Como é evidente, as centrais de compras também estão sujeitas ao disposto em matéria de divisão em lotes (no artigo 46º da Directiva 24 e no projectado artigo 46º-A do anteprojecto de revisão do CCP). Tendo em conta a dimensão dos acordos quadro por si postos à concorrência, serão mesmo uma categoria de entidades que deverá ter em especial conta esta matéria.

2. Isto impõe, como disse no post anterior, que as entidades adjudicantes levem a sério o imperativo de conciliar os diversos interesses, nos procedimentos que lançam. Uma prática meramente protocolar e pouco cuidada, que até proceda à divisão em lotes, mas sem pensar a fundo nos critérios com que o faz e nos efeitos do que faz, é uma prática que não serve. Como demonstrou Albert Sánchez-Graells, tem de se incorporar no desenho dos procedimentos uma perspectiva de efectiva orientação para a concorrência.

Para dar o exemplo talvez mais simples, óbvio e premente, olhando para aquela que tem sido uma (má) prática do nosso sistema de centralização de compras: criar lotes, em procedimentos de acordos quadro, com valores estimados anuais de 20, 30 ou 60 milhões de euros, utilizando requisitos de qualificação (designadamente de capacidade financeira) que partem da ideia de que qualquer fornecedor pode ter acesso à totalidade dos contratos desse lote, é uma pura ficção de divisão em lotes e uma demonstração de que as centrais de compras are missing the point.

3. A falha do raciocínio que leva a critérios de divisão dessa natureza está em não reconhecer que seria possível, com ligeiríssimos ajustamentos e sem prescindir do essencial (designadamente, sem prescindir das economias de escala), permitir um efectivo acesso das PME aos acordos quadro.

Uma forma simples seria, sem prescindir da divisão em “grandes lotes”, de acordo com um critério geográfico, abrir dois ou mais escalões, conforme adequado, dentro dos lotes, de acordo com os valores de contrato envolvidos: se um escalão permitisse às empresas ficar qualificadas para contratos até 500.000€ ou 1 milhão de euros, por exemplo, criar-se-ia, nesse escalão, grande diversidade de fornecedores, ainda que o valor total estimado do lote seja de 10 ou 20M€. Já para os contratos desse “grande lote” que exigem maior capacidade financeira (contratos entre 1M€ e 5M€, por exemplo, e por aí fora), haveria, pelo funcionamento natural do mercado, um número inferior de fornecedores, criado por requisitos de capacidade financeira mais exigentes, já que ninguém pretende que grandes contratos sejam ganhos por agentes económicos incapazes de os executar.

Outra hipótese: diferenciar lotes de acordo com o tipo e dimensão das entidades adjudicantes que os utilizarão, ou mesmo criar lotes que correspondam apenas a uma entidade adjudicante.

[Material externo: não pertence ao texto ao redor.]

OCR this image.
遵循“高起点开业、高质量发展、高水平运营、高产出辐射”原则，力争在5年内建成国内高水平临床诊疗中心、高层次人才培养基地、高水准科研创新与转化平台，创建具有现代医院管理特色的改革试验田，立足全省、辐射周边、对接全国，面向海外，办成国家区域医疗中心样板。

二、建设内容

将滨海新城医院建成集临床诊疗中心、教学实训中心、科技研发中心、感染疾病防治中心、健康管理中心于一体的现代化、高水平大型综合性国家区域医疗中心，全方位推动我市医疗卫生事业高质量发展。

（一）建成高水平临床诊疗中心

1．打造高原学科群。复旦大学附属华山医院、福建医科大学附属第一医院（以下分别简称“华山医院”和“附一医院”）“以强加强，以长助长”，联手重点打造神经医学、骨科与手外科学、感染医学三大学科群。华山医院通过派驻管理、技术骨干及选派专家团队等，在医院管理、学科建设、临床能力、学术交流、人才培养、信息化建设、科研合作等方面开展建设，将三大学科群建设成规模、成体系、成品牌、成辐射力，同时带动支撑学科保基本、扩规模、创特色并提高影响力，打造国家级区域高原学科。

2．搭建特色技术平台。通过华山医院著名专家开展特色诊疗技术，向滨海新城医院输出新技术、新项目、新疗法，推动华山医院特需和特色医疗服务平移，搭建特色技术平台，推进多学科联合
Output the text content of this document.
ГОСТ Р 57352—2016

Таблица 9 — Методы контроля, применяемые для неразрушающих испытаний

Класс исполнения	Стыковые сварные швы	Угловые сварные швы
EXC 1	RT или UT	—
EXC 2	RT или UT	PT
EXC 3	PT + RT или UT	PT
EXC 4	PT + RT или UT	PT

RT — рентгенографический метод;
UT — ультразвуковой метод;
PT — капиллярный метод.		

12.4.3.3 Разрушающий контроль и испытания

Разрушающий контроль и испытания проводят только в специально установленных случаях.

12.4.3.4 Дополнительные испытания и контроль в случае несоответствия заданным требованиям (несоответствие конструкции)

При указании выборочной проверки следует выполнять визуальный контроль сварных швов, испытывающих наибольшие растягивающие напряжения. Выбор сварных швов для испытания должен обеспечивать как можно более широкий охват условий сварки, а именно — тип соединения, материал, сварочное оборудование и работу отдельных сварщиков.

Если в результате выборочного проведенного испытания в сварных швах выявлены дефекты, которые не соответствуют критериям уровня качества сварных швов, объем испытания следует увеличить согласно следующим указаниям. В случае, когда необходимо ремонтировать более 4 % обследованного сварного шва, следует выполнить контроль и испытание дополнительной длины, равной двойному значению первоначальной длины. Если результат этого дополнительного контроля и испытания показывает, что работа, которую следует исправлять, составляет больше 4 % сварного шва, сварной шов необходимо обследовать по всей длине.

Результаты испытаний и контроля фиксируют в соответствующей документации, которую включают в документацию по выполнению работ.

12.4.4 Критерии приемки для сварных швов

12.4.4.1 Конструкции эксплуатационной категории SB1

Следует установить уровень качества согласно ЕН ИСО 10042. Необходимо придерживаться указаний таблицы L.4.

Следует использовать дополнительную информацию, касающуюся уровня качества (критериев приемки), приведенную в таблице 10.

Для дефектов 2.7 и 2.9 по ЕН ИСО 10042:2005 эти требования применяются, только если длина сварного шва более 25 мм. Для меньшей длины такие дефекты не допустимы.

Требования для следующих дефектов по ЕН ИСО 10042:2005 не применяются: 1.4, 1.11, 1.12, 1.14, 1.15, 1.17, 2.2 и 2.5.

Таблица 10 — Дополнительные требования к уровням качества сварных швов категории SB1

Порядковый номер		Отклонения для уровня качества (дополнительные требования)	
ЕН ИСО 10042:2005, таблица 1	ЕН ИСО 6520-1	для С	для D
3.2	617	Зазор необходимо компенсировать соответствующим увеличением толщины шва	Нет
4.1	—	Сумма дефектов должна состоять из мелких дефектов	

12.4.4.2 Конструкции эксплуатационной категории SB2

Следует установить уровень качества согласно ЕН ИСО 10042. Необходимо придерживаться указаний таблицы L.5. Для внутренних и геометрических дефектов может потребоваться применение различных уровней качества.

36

Os agentes económicos poderiam por isso disputar lotes de entidades adjudicantes próximas, geograficamente, do seu local privilegiado de actuação, com evidente aumento da diversidade de fornecedores e sem impedir que agentes económicos maiores permanecessem também qualificados para esses lotes. Ganhar-se-ia assim na uniformidade, profissionalismo e capacidade de negociação na outorga do acordo quadro, sem abandonar o potencial para diversidade de fornecedores na outorga dos contratos ao abrigo do acordo quadro.

4. São dois exemplos, entre muitos, de instrumentos à mão de semear das centrais de compras, oferecidos pela ciência económica, pelos princípios jurídicos da contratação pública e pelos exemplos de boas práticas, designadamente no estrangeiro. No entanto, até agora, tem sido escassa ou inexistente a sua utilização entre nós.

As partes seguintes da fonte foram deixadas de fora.